In the area of firm mergers, there is a cost of $10,000 to $12,000 per employee to integrate a firm into the new entity. Most firms allow the technical debt to accumulate, rather than addressing the debt at the time of the merger and ripping and replacing the technology and processes to meet the standards of the acquiring firm. The firms that employ the rip-and-replace strategy tend to have better technology leadership, standards, policies and procedures than the firms that accept the existing technology along with the technical debt.
This problem is compounded when the acquiring firm also has a high level of technology debt. This can ultimately result in cash flow problems, loss of talent and loss of clients.
ASSESS AND MANAGE DEBT
There are several steps firms can utilize to evaluate and manage the technical debt. Since lower debt and active management are advantageous and lead to increased innovation, the best firms tend to get better, while those with high technical debt wait to react until the time of a crisis (e.g., loss of key people, loss of clients, security breach, or reduction in partner income). Here are some responsible steps:
1. Conduct an independent external review of your IT roadmap, key processes and people. The review will save time, draw attention to the importance at the partner level, and focus resources on priority projects.
2. Utilize Lean Six Sigma methodology with regard to processes. This will provide leverage of resources and scalability.
3. Look to leading organizations (peers) inside and outside of the accounting profession. Join national/global peer groups that focus on reducing technical debt.
4. Develop your talent and leadership skills at all levels.
5. Hold yourself and others accountable.
Too often, partners justify technical debt with one or all of the following excuses:
1. The partners are making more than they have ever made; why should we change?
2. We have always done it this way.
3. The competition is doing it the same way as we are.
4. That is not part of my department or job.
Get past these excuses and look at what it costs you in stale processes. Some of the low-hanging fruit is available to firms and their clients. Here are just a few to get you thinking:
1. Using spreadsheets for reporting, rather than system-generated reports.
2. Bill payment — manually processing accounts payable and writing checks.
3. Expense reporting — using spreadsheets and copies of receipts, rather than expense-reporting mobile applications that can integrate with practice management and a general ledger.

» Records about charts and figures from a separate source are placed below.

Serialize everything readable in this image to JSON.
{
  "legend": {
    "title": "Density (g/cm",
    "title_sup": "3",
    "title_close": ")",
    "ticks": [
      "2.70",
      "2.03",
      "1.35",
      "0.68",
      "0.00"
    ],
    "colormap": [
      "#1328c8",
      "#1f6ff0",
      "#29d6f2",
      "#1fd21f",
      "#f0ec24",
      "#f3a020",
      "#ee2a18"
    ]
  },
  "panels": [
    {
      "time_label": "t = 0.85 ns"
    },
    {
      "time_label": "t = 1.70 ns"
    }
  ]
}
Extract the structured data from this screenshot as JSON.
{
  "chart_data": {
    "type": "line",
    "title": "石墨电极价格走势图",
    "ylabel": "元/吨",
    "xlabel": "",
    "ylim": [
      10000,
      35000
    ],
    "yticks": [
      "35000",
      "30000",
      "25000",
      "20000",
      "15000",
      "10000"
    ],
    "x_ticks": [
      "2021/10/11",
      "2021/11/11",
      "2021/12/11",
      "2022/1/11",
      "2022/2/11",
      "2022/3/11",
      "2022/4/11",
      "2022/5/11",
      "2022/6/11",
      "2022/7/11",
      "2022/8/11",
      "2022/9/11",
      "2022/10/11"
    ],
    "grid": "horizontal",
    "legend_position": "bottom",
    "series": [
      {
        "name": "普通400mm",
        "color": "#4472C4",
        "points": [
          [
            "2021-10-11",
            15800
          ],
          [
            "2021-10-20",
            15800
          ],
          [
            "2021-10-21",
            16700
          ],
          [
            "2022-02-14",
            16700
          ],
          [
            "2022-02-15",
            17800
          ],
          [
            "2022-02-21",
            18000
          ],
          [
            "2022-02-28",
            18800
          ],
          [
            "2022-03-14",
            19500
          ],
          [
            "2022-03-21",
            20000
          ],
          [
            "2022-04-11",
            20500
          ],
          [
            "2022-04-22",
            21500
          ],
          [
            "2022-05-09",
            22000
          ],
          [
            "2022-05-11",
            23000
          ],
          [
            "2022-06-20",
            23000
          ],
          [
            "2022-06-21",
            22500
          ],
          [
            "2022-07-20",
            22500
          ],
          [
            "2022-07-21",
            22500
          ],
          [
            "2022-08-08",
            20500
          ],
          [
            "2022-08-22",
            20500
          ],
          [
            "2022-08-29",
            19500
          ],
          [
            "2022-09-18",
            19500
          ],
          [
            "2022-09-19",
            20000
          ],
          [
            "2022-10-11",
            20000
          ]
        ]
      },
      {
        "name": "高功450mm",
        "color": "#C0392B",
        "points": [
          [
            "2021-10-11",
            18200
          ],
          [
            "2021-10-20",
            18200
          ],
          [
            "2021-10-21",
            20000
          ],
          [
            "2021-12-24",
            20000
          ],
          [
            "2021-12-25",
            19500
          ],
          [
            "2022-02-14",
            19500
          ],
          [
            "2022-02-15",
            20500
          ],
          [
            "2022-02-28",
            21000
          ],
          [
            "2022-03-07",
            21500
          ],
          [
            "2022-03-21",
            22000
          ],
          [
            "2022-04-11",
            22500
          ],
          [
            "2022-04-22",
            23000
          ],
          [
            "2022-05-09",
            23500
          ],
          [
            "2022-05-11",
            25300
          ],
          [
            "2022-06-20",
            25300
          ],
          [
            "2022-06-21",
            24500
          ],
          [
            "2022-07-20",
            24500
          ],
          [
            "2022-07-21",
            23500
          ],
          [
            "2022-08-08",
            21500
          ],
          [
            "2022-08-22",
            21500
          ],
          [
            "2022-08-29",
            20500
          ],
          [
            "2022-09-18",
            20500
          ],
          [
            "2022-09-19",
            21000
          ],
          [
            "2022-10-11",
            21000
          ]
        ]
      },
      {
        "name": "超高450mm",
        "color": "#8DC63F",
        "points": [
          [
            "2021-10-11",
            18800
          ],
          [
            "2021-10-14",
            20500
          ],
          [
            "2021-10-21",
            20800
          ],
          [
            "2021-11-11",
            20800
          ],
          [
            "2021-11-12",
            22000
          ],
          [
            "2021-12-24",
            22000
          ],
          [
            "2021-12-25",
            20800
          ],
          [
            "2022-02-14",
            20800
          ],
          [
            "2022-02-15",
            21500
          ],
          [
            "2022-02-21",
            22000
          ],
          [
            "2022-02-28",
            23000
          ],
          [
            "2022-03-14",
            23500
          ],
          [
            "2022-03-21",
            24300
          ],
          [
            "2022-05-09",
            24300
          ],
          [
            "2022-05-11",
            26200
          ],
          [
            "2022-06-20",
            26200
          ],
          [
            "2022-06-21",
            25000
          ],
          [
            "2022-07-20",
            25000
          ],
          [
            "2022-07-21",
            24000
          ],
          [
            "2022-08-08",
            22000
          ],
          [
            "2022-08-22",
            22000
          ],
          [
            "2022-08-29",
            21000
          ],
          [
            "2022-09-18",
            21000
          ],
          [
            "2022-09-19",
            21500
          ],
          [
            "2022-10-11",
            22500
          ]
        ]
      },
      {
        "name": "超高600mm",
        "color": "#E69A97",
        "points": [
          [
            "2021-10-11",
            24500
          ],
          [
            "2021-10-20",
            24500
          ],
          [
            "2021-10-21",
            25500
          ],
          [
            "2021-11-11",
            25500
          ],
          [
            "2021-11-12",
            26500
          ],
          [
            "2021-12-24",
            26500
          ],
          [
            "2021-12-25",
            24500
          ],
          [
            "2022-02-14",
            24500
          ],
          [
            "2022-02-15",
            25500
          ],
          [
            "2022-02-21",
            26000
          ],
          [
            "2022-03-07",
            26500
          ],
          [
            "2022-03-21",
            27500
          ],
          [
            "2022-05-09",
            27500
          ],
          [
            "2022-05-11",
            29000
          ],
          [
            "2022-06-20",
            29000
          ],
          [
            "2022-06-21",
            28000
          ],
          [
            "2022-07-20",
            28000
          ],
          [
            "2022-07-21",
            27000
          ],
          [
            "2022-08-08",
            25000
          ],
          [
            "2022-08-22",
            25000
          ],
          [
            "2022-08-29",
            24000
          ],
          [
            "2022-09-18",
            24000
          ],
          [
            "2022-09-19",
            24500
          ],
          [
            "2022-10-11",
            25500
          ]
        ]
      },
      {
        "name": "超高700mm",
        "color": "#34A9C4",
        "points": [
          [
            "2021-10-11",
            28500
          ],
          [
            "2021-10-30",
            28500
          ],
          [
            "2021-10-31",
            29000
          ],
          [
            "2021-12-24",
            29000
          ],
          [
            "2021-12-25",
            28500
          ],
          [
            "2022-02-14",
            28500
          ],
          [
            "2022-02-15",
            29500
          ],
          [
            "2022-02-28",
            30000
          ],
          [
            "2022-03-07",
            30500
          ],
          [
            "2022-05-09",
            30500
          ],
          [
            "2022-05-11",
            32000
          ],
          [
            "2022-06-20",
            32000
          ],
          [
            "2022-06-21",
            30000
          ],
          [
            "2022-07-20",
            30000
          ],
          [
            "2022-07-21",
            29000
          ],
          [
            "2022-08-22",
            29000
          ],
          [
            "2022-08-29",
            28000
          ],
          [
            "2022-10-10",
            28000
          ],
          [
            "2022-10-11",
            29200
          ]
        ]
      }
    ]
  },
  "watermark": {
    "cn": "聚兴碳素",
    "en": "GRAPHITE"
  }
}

4. Automating the tax scheduling and aggregation of data through new tools and systems.
5. One-way workflow to eliminate loops and cycle time. Paper is a workflow obstacle.
Overcoming technical debt requires new mindsets, skill sets and tool sets. The mindset is the greatest challenge for most accountants.
The focus needs to first be on mindset, then skill sets and tool sets. The tool sets are available and improving at a rapid rate. New people in the workforce have many of the needed skill sets.
Going forward, you should proactively track your technical debt. Decide upon a payment method and focus on priority projects. A strategic plan and integrated IT roadmap will assist you in sustaining or growing your success and becoming future-ready.
The goal is to minimize technical debt and focus on innovation, which requires hindsight, insight and foresight.
L. Gary Boomer, CPA, CITP, CGMA, is the visionary and strategist at Boomer Consulting Inc.